I have been learning quite a bit about protein intakes and maintaining muscle lately, especially protein in breakfast. More and more research indicates that eating the recommended amount of protein in a day may not be good enough. The timing of protein intake seems to be important. We should be eating equally balanced meals of protein throughout the day if we want to maintain our muscles.

For most of us, breakfast is a carb fest with a little protein thrown in on the side. Cereal, pancakes, toast, bagels, etc all are breakfast staples, but none provide much protein. Even the meat most people eat at breakfast – sausage or bacon – is mostly fat.

Here are some tips to boost your protein intake in the morning:

– Try oatmeal rather than cold cereal. One cup of cooked oatmeal made with milk provides 13 g of protein compared with 7 g from 1 cup of Cheerios with half a cup of milk.

– Eggs are a great source of protein.

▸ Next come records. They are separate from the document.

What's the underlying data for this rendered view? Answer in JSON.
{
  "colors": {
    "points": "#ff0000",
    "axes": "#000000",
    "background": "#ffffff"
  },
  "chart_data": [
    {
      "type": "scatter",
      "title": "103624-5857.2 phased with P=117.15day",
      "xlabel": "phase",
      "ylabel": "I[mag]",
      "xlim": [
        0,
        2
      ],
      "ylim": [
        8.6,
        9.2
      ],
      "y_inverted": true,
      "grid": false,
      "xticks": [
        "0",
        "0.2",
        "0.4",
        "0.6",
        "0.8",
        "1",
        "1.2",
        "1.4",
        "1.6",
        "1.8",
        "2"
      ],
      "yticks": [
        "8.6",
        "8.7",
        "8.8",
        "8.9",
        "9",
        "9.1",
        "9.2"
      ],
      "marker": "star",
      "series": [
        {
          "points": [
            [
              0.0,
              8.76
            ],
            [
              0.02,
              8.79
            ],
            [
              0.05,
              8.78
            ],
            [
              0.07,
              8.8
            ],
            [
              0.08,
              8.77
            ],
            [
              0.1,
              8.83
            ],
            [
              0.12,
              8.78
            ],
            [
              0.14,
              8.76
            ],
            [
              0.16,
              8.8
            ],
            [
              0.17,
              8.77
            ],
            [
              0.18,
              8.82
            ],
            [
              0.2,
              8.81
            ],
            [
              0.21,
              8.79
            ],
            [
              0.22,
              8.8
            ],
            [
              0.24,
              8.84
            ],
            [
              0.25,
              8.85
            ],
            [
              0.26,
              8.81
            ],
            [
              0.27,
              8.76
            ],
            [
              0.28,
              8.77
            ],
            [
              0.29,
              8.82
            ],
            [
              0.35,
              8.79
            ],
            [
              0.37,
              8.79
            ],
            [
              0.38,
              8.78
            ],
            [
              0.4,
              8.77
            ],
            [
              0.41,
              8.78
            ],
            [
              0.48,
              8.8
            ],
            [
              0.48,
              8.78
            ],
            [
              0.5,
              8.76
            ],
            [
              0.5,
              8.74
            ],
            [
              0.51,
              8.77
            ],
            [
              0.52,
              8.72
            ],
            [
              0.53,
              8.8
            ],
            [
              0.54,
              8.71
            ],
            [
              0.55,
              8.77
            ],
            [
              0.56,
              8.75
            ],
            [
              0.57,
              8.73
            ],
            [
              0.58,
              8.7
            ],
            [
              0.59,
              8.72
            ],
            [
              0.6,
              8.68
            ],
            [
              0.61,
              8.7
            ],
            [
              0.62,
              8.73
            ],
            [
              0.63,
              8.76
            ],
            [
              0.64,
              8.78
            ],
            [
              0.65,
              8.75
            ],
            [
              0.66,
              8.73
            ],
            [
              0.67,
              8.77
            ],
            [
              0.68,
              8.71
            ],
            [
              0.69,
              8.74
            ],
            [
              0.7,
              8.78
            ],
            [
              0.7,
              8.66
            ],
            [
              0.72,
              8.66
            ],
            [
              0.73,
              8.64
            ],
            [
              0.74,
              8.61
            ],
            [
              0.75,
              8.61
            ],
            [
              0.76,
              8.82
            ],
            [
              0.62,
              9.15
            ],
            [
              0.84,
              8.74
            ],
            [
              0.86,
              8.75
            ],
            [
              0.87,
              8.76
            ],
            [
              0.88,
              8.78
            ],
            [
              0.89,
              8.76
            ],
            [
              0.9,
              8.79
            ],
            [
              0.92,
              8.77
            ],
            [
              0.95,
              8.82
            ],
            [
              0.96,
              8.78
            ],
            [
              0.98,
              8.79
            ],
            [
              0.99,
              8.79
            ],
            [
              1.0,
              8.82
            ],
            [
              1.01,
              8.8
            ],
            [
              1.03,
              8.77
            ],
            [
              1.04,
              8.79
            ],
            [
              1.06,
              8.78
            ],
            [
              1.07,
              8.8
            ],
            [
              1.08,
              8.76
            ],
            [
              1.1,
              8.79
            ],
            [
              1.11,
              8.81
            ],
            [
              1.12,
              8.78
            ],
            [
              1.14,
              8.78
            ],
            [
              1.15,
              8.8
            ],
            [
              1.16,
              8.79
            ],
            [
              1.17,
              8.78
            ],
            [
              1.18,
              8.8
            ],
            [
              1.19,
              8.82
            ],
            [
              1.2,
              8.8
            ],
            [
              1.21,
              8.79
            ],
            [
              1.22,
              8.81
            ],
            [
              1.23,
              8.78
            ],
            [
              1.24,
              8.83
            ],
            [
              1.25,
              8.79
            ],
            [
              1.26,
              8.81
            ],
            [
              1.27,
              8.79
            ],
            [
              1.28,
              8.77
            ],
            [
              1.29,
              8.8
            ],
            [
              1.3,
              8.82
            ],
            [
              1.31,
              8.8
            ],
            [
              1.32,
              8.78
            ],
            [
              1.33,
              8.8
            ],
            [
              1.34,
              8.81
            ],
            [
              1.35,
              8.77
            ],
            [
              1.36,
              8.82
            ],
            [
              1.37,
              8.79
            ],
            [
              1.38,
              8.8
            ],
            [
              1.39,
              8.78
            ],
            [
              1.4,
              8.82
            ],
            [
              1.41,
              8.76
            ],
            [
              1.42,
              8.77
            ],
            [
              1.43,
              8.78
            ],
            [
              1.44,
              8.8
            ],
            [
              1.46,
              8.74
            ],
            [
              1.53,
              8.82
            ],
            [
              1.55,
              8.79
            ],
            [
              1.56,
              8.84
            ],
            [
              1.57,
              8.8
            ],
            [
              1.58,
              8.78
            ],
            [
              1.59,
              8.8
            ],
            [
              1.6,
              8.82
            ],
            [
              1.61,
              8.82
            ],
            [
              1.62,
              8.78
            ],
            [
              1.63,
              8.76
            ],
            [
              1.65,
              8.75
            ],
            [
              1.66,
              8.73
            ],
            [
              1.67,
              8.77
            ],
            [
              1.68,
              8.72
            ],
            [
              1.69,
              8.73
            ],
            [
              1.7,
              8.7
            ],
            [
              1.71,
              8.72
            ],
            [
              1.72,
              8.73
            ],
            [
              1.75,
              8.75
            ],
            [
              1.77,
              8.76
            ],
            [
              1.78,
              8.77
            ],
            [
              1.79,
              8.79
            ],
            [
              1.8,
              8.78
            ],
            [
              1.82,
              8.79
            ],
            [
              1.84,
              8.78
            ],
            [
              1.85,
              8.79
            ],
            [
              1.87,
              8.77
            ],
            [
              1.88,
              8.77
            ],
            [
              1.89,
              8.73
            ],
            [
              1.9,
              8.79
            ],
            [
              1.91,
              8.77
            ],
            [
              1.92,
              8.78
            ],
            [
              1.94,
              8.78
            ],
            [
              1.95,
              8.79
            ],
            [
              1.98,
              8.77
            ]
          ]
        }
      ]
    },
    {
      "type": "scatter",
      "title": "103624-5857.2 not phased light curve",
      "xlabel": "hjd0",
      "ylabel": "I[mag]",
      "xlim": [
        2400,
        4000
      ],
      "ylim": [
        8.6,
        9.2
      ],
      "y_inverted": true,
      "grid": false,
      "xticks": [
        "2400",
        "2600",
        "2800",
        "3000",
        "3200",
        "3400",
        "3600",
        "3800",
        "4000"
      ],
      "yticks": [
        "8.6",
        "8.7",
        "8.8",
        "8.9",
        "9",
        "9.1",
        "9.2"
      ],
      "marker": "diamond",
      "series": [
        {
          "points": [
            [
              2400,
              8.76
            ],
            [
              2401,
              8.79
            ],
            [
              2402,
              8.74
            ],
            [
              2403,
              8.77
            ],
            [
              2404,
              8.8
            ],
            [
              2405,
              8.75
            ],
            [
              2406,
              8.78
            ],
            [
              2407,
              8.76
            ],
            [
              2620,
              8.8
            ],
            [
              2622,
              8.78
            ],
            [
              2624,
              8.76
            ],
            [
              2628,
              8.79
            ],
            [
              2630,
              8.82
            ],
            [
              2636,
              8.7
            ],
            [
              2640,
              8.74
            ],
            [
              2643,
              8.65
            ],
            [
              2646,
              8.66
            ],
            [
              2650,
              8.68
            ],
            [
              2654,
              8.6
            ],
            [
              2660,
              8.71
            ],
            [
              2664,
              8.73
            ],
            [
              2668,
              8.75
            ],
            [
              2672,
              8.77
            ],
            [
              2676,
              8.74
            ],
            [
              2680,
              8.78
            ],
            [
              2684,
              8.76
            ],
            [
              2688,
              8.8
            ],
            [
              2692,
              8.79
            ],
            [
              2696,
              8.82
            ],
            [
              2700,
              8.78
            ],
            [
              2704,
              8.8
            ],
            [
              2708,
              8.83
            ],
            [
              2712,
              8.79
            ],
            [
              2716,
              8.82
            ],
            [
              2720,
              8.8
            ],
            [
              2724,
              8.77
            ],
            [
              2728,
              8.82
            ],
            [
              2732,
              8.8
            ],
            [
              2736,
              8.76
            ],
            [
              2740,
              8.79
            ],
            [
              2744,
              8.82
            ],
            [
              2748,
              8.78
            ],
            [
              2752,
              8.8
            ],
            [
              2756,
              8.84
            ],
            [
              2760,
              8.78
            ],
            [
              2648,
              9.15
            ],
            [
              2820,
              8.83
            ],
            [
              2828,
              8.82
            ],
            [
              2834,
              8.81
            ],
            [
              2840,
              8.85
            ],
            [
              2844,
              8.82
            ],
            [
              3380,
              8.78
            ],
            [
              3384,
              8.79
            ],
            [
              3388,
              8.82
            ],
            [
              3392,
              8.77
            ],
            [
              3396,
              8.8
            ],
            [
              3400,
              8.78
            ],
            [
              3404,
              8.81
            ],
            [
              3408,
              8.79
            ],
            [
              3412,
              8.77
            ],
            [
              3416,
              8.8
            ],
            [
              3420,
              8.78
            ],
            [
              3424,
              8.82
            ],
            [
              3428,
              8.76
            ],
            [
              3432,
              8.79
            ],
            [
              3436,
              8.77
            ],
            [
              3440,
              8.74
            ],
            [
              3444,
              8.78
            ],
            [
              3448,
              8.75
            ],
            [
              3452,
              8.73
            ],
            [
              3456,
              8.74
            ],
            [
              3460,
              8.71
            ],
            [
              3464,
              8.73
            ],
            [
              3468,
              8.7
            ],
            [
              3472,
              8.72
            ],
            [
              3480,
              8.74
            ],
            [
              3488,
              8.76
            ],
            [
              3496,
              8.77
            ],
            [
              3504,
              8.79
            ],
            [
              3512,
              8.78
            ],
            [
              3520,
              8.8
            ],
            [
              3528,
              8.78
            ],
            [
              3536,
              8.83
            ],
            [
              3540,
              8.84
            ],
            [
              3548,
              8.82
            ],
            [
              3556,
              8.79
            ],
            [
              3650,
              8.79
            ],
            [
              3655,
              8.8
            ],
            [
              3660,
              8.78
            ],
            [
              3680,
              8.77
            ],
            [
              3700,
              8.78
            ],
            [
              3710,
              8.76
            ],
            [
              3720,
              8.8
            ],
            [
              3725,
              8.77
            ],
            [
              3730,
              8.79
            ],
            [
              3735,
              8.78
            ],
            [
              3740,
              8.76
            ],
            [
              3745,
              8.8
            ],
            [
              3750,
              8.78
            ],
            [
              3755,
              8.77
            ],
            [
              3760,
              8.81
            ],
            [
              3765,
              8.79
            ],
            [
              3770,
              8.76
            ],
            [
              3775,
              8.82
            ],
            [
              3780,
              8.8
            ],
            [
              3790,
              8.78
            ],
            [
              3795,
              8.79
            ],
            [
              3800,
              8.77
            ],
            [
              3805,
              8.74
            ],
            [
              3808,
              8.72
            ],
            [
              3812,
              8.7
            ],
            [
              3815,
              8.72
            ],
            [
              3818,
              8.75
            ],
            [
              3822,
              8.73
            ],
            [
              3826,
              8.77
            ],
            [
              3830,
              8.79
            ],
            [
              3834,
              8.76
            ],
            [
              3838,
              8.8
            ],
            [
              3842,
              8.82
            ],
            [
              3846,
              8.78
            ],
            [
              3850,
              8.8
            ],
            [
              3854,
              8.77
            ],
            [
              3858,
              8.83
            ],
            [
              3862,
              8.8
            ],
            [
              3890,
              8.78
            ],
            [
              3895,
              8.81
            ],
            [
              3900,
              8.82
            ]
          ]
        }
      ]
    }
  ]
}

While many are concerned about the cholesterol, most people can enjoy an egg a day without negatively effecting heart health. Hard-boiled eggs are great for a breakfast on the go. You can easily prepare several in advance for the week ahead. One hard-boiled egg on a slice of whole-wheat toast provides 9 g of protein. Add one ounce of cheese and you are up to 16 g protein.

– Yogurt, especially Greek yogurt, can provide a protein punch at breakfast. One container of Greek yogurt (5 ounces) with half a cup of granola can provide up to 26 g of protein, depending on the brand of yogurt.

– Try a non-traditional breakfast. A turkey sandwich is a quick, easy breakfast that can provide a nice protein boost for your day.

So eat a breakfast your muscles can appreciate, and you’ll feel better today and in the long run.